(ats) A l'instar du National, le Conseil des Etats veut aider les entreprises considérées comme cas de rigueur dans le cadre de la crise du Covid-19. Il a largement adopté mercredi deux motions de sa commission au contenu similaire de celles adoptées par les députés.

La première, acceptée par 35 voix contre 6, prévoit que les grandes entreprises dont le chiffre d'affaires est supérieur à cinq millions puissent recevoir une contribution à fonds perdus dépassant les plafonds établis. Cela concernera uniquement "les cas de rigueur des cas de rigueur", a précisé Martin Schmid (PLR/GR) au nom de la commission.

Cette contribution plus élevée serait acceptée lorsque les mesures ordonnées par le Conseil fédéral, comme l'obligation de télétravail ou l'enseignement à distance dans les hautes écoles, entraînent un effondrement du chiffre d'affaires qui menace l'existence de l'entreprise.

Une grande entreprise n'est pas forcément moins touchée qu'une autre de taille moyenne et ne dispose pas non plus de réserves infinies. En cas de perte de chiffre d'affaires de plus de 40% liée à la pandémie, le plafond actuel de 10 millions de francs ne permettrait de couvrir qu'une fraction des coûts fixes courants d'une grande entreprise gravement touchée.

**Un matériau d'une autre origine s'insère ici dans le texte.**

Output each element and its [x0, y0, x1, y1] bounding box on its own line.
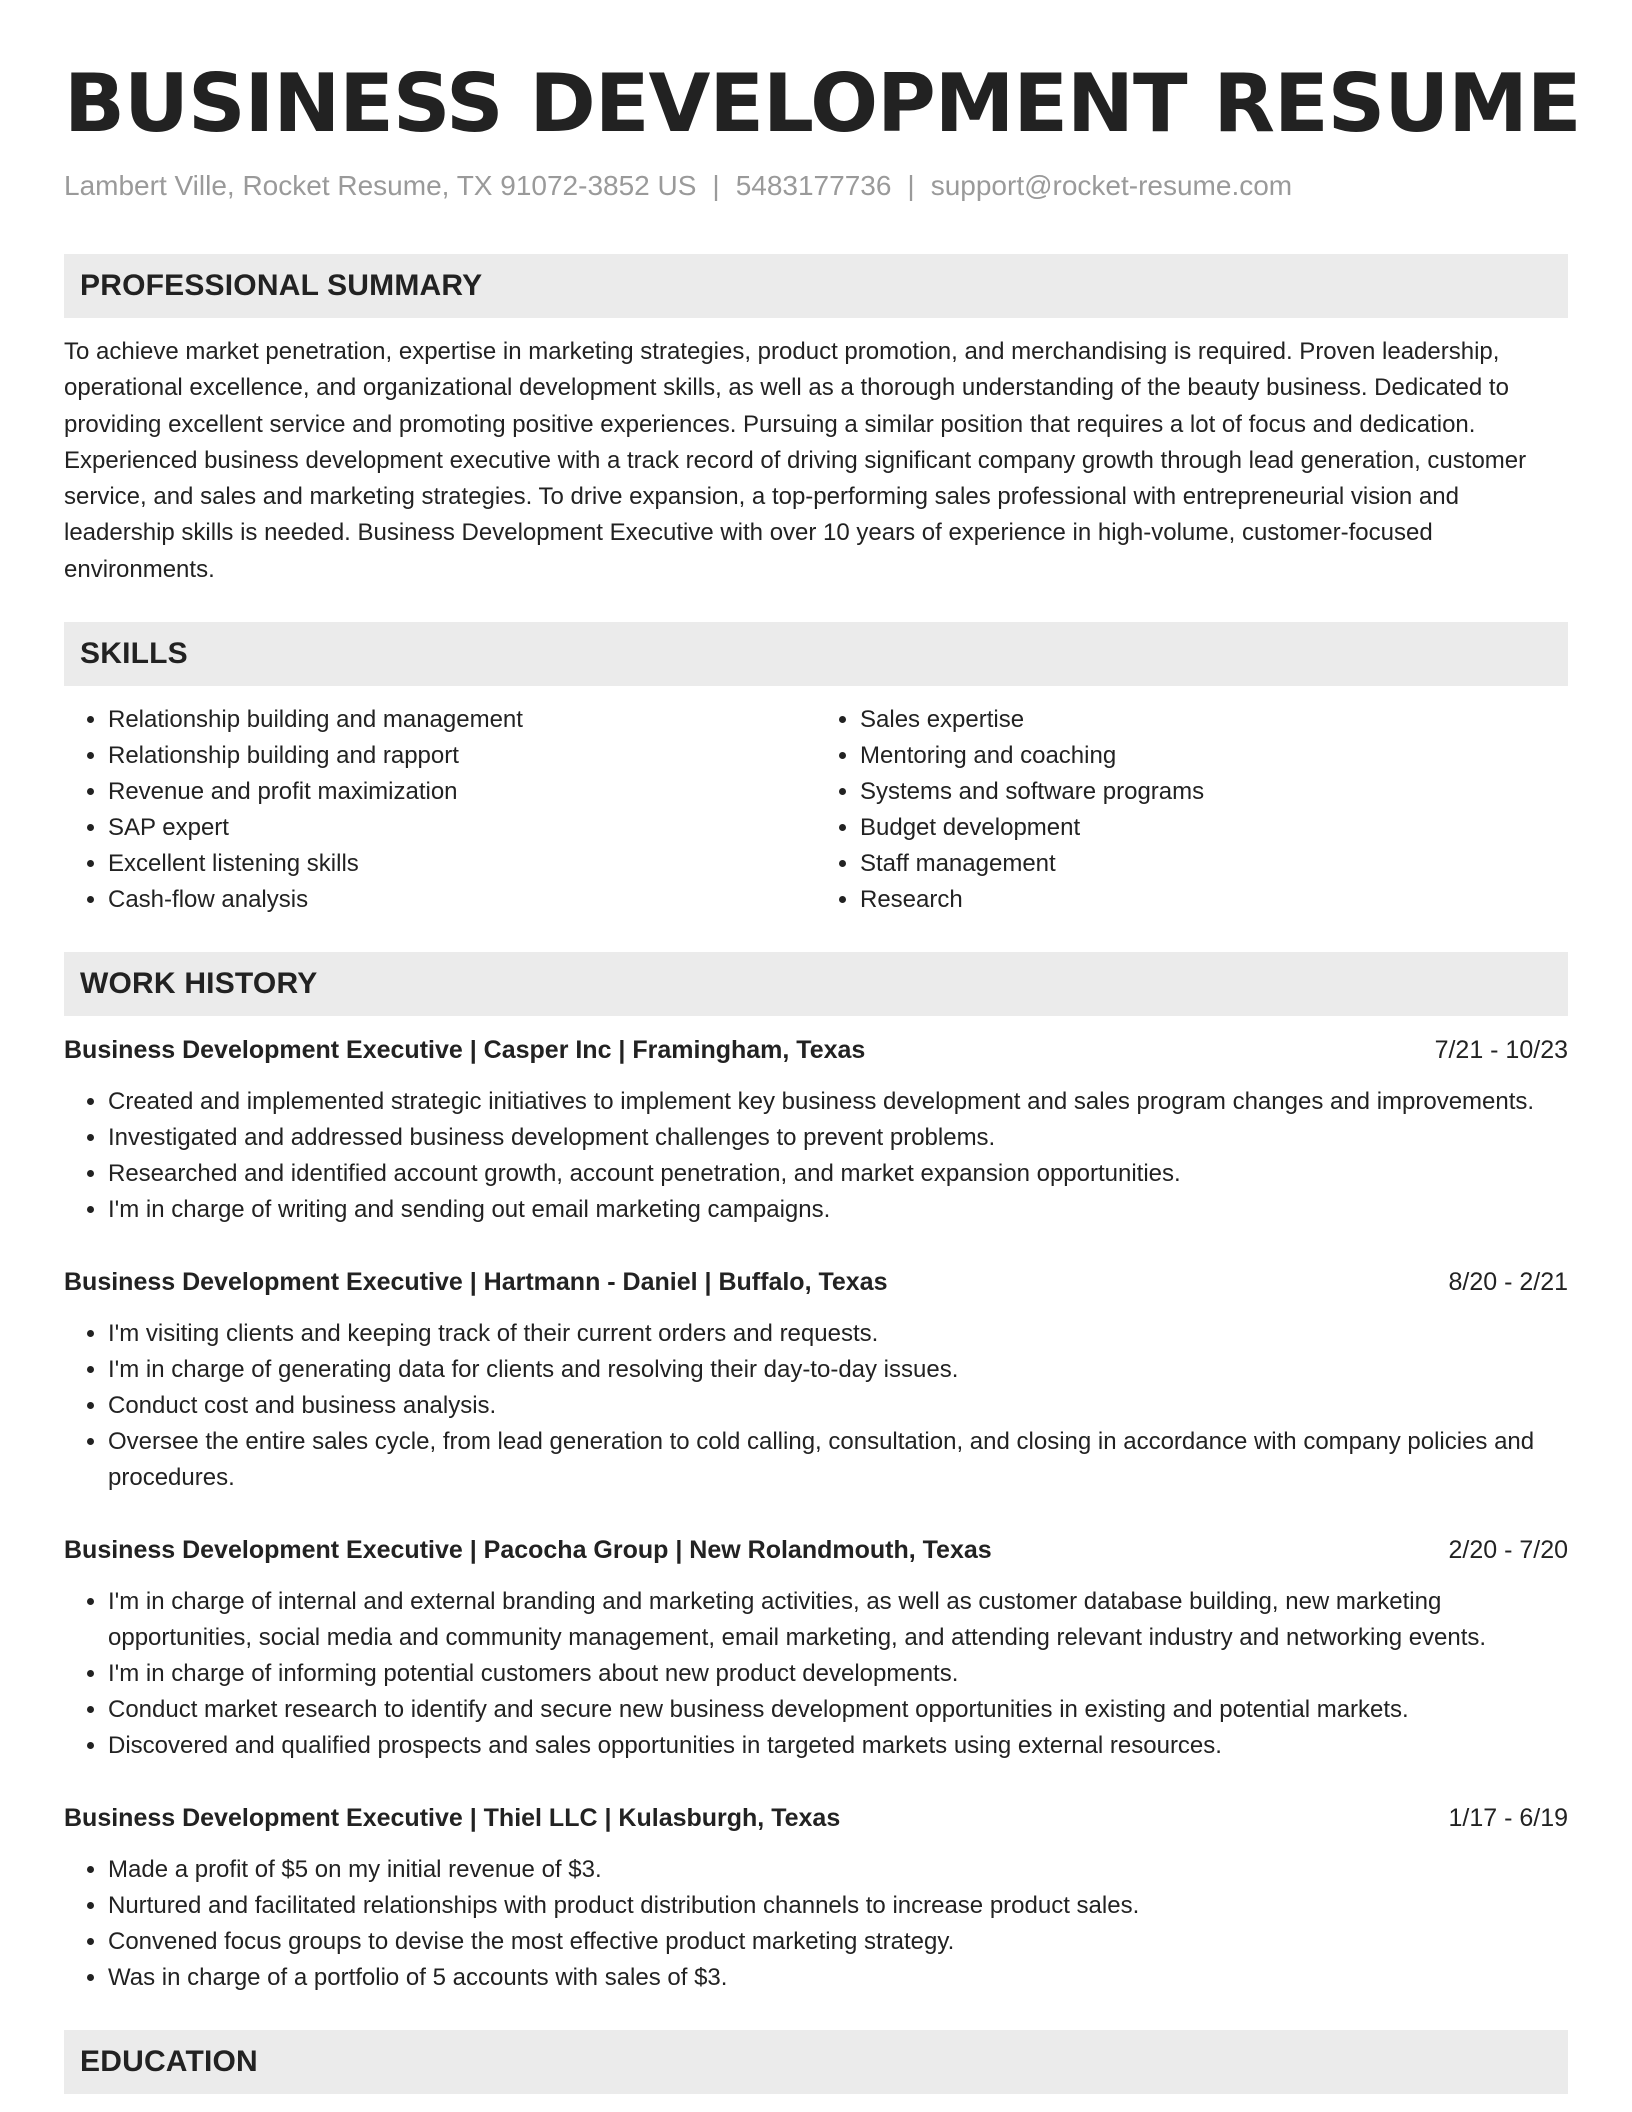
job-bullets: [64, 1316, 1568, 1496]
job-bullets: [64, 1584, 1568, 1764]
job-header: [64, 1798, 1568, 1838]
skill-item: • Relationship building and rapport: [108, 738, 816, 774]
skills-grid: [64, 702, 1568, 918]
job-title: Business Development Executive | Hartmann - Daniel | Buffalo, Texas: [64, 1268, 888, 1297]
skill-item: • Excellent listening skills: [108, 846, 816, 882]
job-bullet: • I'm in charge of internal and external branding and marketing activities, as well as customer database building, new marketing opportunities, social media and community management, email marketing, and attending relevant industry and networking events.: [108, 1584, 1568, 1656]
contact-separator: |: [907, 170, 915, 201]
job-bullet: • I'm visiting clients and keeping track of their current orders and requests.: [108, 1316, 1568, 1352]
job-bullet: • Nurtured and facilitated relationships with product distribution channels to increase product sales.: [108, 1888, 1568, 1924]
job-entry: [64, 1030, 1568, 1228]
contact-phone: 5483177736: [735, 170, 892, 201]
work-history-heading: WORK HISTORY: [64, 952, 1568, 1016]
education-heading: EDUCATION: [64, 2030, 1568, 2094]
contact-line: [64, 166, 1568, 206]
job-bullet: • Was in charge of a portfolio of 5 accounts with sales of $3.: [108, 1960, 1568, 1996]
job-bullet: • Conduct market research to identify and secure new business development opportunities in existing and potential markets.: [108, 1692, 1568, 1728]
skill-item: • Cash-flow analysis: [108, 882, 816, 918]
skills-column-left: [64, 702, 816, 918]
job-title: Business Development Executive | Thiel LLC | Kulasburgh, Texas: [64, 1804, 841, 1833]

Pour le conseiller fédéral Ueli Maurer, quelque 30'000 demandes ont été traitées dans le cadre du programme des cas de rigueur. Il y a pas mal de recours qui ont donné lieu à une jurisprudence. Le ministre des finances aurait préféré ne pas changer les règles en cours de route.

Il part de l'idée que des mesures devront encore être examinées pour des branches comme l'événementiel ou l'hôtellerie des villes en 2022. Mais la législation ordinaire devrait suffire.

Le Conseil des Etats a aussi tacitement approuvé une motion demandant la prolongation des aides pour les entreprises durement touchées par la crise du coronavirus. Les dédommagements ne sont pour l'instant prévus que jusqu'à fin juin. Ils devraient être accordés jusqu'à la fin de l'année.